CourtDistrict Court, S.D. New York
DecidedMarch 10, 2025
Docket1:17-cv-07520
StatusUnknown

This text of Brennan Center For Justice At New York University School Of Law v. United States Department of State (Brennan Center For Justice At New York University School Of Law v. United States Department of State) is published on Counsel Stack Legal Research, covering District Court, S.D. New York primary law. Counsel Stack provides free access to over 12 million legal documents including statutes, case law, regulations, and constitutions.

Bluebook
Brennan Center For Justice At New York University School Of Law v. United States Department of State, (S.D.N.Y. 2025).

Opinion

UNITED STATES DISTRICT COURT SOUTHERN DISTRICT OF NEW YORK

BRENNAN CENTER FOR JUSTICE AT NEW YORK UNIVERSITY SCHOOL OF LAW, ORDER Plaintiff, 17 Civ. 7520 (PGG) - against -

UNITED STATES DEPARTMENT OF STATE,

Defendant.

PAUL G. GARDEPHE, U.S.D.J.: This is an action brought under the Freedom of Information Act (“FOIA”), 5 U.S.C. § 552. Plaintiff Brennan Center for Justice seeks documents from the United States Department of State that are referenced in President Trump’s September 24, 2017 Proclamation entitled “Enhancing Vetting Capabilities and Processes for Detecting Attempted Entry into the United States by Terrorists or Other Public-Safety Threats.” (Cmplt. (Dkt. No. 1) ¶¶ 1-2; id., Ex. A (Dkt. No. 1-1); see also Proclamation No. 9,645, 82 Fed. Reg. 45,161 (Sept. 24, 2017)) Plaintiff also seeks reports concerning certain countries listed or described in the Proclamation. (Id. ¶ 2) The State Department has identified five records as responsive to Plaintiff’s request, but has withheld these records in their entirety, asserting that they are exempt from disclosure in full pursuant to the “presidential communications privilege” set forth in FOIA Exemption 5, and exempt in part on several other grounds.1 (Def. Br. (Dkt. No. 44) at 6-7 (citing

1 Plaintiff no longer seeks production of one of the five responsive documents, as it was produced as part of a settlement in an unrelated litigation. (See Feb. 20, 2025 Pltf. Ltr. (Dkt. No. 99) at 1 n.1) 5 U.S.C. §§ 552(b)(1), (5), (7)(E)) The State Department has moved for summary judgment, contending that it has sufficiently demonstrated that it conducted an adequate search for the requested records, and that the responsive records fall within the exemptions it has described. (See Def. Mot. (Dkt. No. 43); Def. Br. (Dkt. No. 44) at 13-14)) Plaintiff has cross-moved for

partial summary judgment, seeking a declaration that the documents it requests do not fall within the presidential communications privilege or Exemption 5. (Pltf. Mot. (Dkt. No. 48); Pltf. Br. (Dkt.
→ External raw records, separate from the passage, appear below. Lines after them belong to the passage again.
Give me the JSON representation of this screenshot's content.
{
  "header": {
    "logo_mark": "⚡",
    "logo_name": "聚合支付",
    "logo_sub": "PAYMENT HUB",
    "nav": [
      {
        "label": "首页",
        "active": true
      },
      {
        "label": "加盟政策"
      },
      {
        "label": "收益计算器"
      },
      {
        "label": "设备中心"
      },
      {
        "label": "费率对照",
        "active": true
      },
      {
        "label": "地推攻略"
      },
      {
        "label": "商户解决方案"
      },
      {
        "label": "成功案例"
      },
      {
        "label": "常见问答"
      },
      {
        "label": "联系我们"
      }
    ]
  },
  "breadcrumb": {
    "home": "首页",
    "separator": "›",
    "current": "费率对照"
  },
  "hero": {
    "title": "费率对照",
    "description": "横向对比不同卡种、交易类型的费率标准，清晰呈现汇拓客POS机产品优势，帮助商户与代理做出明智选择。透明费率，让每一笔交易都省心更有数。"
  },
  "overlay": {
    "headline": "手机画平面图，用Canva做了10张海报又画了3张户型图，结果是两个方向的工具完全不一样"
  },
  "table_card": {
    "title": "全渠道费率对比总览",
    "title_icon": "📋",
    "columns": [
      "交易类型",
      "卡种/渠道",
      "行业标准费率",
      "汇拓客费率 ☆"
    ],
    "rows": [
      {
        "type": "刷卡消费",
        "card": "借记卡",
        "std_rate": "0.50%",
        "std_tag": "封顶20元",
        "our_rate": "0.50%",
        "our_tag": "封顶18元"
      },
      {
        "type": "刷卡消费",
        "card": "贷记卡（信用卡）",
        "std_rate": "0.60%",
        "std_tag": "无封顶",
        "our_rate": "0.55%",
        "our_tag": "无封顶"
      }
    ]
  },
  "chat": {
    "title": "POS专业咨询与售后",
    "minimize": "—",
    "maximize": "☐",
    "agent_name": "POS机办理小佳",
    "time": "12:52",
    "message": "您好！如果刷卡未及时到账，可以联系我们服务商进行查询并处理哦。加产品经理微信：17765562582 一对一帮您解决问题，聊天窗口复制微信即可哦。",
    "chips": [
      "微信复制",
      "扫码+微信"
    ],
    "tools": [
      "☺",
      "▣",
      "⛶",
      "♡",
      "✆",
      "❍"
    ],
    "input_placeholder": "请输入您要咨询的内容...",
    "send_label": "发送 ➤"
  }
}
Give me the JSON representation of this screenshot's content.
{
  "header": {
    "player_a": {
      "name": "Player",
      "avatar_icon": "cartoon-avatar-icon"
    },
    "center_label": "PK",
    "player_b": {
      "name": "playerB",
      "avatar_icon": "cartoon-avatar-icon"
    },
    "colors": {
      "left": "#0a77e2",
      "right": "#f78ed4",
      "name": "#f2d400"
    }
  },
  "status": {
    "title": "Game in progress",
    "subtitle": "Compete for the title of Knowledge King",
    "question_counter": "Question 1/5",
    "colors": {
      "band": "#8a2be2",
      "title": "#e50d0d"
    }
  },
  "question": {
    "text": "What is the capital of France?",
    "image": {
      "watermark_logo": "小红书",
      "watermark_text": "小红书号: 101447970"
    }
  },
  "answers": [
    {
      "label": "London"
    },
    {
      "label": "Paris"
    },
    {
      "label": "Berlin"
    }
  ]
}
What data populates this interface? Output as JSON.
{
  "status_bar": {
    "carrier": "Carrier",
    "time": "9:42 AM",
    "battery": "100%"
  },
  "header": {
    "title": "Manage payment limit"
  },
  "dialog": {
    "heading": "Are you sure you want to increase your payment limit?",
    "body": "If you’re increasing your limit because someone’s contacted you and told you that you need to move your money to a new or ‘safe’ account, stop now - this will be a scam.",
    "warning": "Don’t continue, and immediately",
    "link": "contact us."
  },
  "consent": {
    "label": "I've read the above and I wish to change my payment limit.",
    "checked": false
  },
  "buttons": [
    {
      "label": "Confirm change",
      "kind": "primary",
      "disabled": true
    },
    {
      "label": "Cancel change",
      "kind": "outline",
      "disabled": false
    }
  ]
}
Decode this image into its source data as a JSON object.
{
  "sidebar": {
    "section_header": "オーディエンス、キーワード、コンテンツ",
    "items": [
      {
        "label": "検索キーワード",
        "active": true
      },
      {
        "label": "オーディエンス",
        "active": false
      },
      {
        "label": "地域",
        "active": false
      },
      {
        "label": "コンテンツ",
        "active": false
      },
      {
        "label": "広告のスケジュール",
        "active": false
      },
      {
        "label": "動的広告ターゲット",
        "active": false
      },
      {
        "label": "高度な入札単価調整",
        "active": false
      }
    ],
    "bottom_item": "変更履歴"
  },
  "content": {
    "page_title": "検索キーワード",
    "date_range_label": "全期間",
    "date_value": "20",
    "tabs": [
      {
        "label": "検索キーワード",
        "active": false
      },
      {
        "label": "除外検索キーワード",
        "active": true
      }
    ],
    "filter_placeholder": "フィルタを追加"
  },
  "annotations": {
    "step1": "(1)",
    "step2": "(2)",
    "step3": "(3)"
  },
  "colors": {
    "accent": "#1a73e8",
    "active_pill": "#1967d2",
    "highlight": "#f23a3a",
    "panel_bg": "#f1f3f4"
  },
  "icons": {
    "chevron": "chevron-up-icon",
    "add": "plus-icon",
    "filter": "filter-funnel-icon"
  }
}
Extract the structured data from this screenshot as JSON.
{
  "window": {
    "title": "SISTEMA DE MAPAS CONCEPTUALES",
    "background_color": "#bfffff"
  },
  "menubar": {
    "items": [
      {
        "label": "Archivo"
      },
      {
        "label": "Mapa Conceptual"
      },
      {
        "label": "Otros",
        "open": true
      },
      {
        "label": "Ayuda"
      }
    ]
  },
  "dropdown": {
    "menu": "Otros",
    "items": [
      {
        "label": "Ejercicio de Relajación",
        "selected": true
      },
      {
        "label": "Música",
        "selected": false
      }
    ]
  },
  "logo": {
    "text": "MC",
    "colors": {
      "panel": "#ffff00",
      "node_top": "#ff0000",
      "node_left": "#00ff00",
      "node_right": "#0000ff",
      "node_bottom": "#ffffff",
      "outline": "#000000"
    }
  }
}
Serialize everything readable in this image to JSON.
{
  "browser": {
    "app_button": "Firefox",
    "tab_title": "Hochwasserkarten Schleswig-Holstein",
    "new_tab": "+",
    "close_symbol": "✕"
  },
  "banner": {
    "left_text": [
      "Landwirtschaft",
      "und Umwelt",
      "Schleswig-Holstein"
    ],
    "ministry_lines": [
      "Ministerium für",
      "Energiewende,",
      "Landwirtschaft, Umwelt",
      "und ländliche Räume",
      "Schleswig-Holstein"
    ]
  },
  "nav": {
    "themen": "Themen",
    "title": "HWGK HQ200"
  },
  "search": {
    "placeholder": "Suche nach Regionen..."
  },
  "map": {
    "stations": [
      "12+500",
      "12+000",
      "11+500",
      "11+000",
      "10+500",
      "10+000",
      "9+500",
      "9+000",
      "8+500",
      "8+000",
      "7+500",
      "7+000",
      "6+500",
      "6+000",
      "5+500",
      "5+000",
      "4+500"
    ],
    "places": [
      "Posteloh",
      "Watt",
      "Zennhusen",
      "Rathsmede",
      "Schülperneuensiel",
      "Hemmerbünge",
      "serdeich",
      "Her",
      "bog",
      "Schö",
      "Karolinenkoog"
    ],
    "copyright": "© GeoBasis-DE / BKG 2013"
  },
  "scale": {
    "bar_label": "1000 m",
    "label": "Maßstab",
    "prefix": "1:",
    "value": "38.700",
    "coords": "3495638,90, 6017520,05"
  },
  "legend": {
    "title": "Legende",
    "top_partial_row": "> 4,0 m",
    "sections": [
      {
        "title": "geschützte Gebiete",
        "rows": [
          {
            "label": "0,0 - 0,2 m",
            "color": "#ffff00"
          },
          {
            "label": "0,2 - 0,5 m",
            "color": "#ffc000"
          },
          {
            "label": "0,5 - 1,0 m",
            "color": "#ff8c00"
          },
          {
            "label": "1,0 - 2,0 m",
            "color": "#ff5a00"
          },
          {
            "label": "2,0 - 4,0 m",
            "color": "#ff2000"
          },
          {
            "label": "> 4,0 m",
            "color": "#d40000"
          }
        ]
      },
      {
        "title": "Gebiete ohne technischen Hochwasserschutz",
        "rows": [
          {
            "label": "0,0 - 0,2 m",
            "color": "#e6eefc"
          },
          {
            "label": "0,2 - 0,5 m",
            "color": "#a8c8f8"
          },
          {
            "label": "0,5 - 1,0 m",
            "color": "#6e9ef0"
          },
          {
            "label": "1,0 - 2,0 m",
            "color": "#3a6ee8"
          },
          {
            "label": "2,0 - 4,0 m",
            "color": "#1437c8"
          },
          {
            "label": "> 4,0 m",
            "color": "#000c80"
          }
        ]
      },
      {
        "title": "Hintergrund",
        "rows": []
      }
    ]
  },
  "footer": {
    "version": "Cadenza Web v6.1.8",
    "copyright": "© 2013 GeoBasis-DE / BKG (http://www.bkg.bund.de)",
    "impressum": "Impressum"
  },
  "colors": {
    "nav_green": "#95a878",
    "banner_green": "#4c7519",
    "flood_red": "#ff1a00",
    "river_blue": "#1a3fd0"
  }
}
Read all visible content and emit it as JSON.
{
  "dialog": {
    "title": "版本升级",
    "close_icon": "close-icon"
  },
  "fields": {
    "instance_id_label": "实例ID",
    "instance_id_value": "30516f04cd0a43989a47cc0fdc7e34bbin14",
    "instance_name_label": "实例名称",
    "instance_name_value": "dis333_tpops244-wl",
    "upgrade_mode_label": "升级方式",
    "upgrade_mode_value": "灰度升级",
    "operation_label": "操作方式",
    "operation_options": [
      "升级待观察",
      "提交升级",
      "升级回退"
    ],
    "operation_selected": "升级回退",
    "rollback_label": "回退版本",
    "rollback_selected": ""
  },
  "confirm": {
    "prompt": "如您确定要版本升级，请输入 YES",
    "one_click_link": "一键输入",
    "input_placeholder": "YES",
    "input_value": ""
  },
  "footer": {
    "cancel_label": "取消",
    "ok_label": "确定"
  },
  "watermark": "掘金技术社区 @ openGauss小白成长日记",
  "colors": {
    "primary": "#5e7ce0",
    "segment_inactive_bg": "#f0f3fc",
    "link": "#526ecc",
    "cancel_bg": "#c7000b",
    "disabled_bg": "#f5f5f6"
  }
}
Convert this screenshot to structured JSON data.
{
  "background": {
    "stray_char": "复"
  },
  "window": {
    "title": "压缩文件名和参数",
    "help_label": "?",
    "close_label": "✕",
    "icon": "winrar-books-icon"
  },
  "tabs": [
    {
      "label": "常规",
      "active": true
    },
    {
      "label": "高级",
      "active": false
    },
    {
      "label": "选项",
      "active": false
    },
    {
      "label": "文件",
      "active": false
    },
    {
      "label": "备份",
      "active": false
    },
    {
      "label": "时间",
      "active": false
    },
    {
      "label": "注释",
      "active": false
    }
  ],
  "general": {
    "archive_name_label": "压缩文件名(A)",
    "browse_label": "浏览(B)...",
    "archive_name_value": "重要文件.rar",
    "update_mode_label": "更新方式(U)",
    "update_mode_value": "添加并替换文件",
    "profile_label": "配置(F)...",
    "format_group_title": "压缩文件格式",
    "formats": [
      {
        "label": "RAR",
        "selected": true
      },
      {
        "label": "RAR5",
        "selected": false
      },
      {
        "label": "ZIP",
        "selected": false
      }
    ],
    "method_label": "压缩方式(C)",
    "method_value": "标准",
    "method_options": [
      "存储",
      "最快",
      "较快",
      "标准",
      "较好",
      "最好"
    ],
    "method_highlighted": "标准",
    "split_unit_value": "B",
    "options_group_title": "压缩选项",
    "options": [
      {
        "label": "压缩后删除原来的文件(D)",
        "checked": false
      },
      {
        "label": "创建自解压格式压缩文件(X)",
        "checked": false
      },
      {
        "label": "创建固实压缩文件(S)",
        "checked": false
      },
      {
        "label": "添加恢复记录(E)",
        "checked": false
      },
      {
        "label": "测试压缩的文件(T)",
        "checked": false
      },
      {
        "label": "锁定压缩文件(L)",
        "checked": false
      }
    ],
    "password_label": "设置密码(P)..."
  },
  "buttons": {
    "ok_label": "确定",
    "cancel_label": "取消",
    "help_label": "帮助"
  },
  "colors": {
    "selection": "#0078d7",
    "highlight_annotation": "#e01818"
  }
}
No. 49) at 10) On March 29, 2019, this Court directed the State Department to produce the requested records for in camera review, so that this Court could determine the applicability of the presidential communications privilege. (Mar. 29, 2019 Order (Dkt. No. 71) at 14) This Court having conducted an in camera review, and for the reasons stated below, Plaintiff’s motion will be granted in part and denied in part, and Defendant’s motion will be granted in part and denied in part. BACKGROUND

I. THE PRESIDENT’S EXECUTIVE ORDERS AND PROCLAMATION On January 27, 2017, President Trump issued Executive Order No. 13,769 – “Protecting the Nation from Foreign Terrorist Entry into the United States” (“EO-1”), 82 Fed. Reg. 8977 (Jan. 27, 2017) – which barred nationals of seven Muslim-majority countries from entering the United States for 90 days, suspended the United States Refugee Admission Program for 120 days, and banned the entry of Syrian refugees indefinitely. See EO-1, 82 Fed. Reg. 8,977, §§ 3(c), 5(a), 5(c). On March 6, 2017 – after several courts enjoined implementation of EO-1 – President Trump issued Executive Order 13,780 (“EO-2”), “Protecting the Nation From Foreign Terrorist Entry Into the United States,” 82 Fed. Reg. 13,209 (Mar. 6, 2017). EO-2 revokes EO-1 and suspends entry into the United States of nationals from Iran, Libya, Somalia, Sudan, Syria, and Yemen for 90 days. See EO-2, 82 Fed. Reg. 13,209, § 2(c). EO-2 also directs a “worldwide review to identify whether, and if so what, additional information will be needed from each

foreign country to adjudicate an application by a national of that country for a visa, admission, or other benefit under the [Immigration and Nationality Act] . . . in order to determine that the individual is not a security or public-safety threat.” Id. § 2(a). EO-2 instructs the “Secretary of Homeland Security, in consultation with the Secretary of State and the Director of National Intelligence, [to] submit to the President a report on the results of the worldwide review[.]” Id. § 2(b). EO-2 also directs the Secretary of State to conduct a 50-day engagement period with foreign governments to encourage them to improve their information-sharing systems, after which the Secretary of Homeland Security, in consultation with the Secretary of State and the Attorney General, is to submit to the President a list of countries recommended for inclusion in a

proclamation that will limit entry of foreign nationals from such countries. Id. §§ 2(d)-(e). These executive orders were challenged in court, but the cases challenging the bans were dismissed as moot after the challenged provisions expired. See Int’l Refugee Assistance Project v. Trump, 876 F.3d 116 (4th Cir. 2017); Hawaii v. Trump, 874 F.3d 1112 (9th Cir. 2017). On September 24, 2017, President Trump issued Proclamation 9,645 (the “Proclamation”). (Cmplt. (Dkt. No. 1) ¶ 17; Proclamation No. 9,645, 82 Fed. Reg. 45,161 (“Procl.”) (Sept. 24, 2017)) The Proclamation restricts entry into the United States of individuals from “six Muslim-majority countries (and two non-Muslim majority countries)”: Chad, Iran, Libya, Syria, Yemen, Somalia, Venezuela, and North Korea.2 (Cmplt. (Dkt. No. 1) ¶ 18; Procl., §§ 2(a)-(h)) The Proclamation justifies these entry restrictions on the basis of the “worldwide review” of the “information-sharing practices, policies, and capabilities of foreign governments”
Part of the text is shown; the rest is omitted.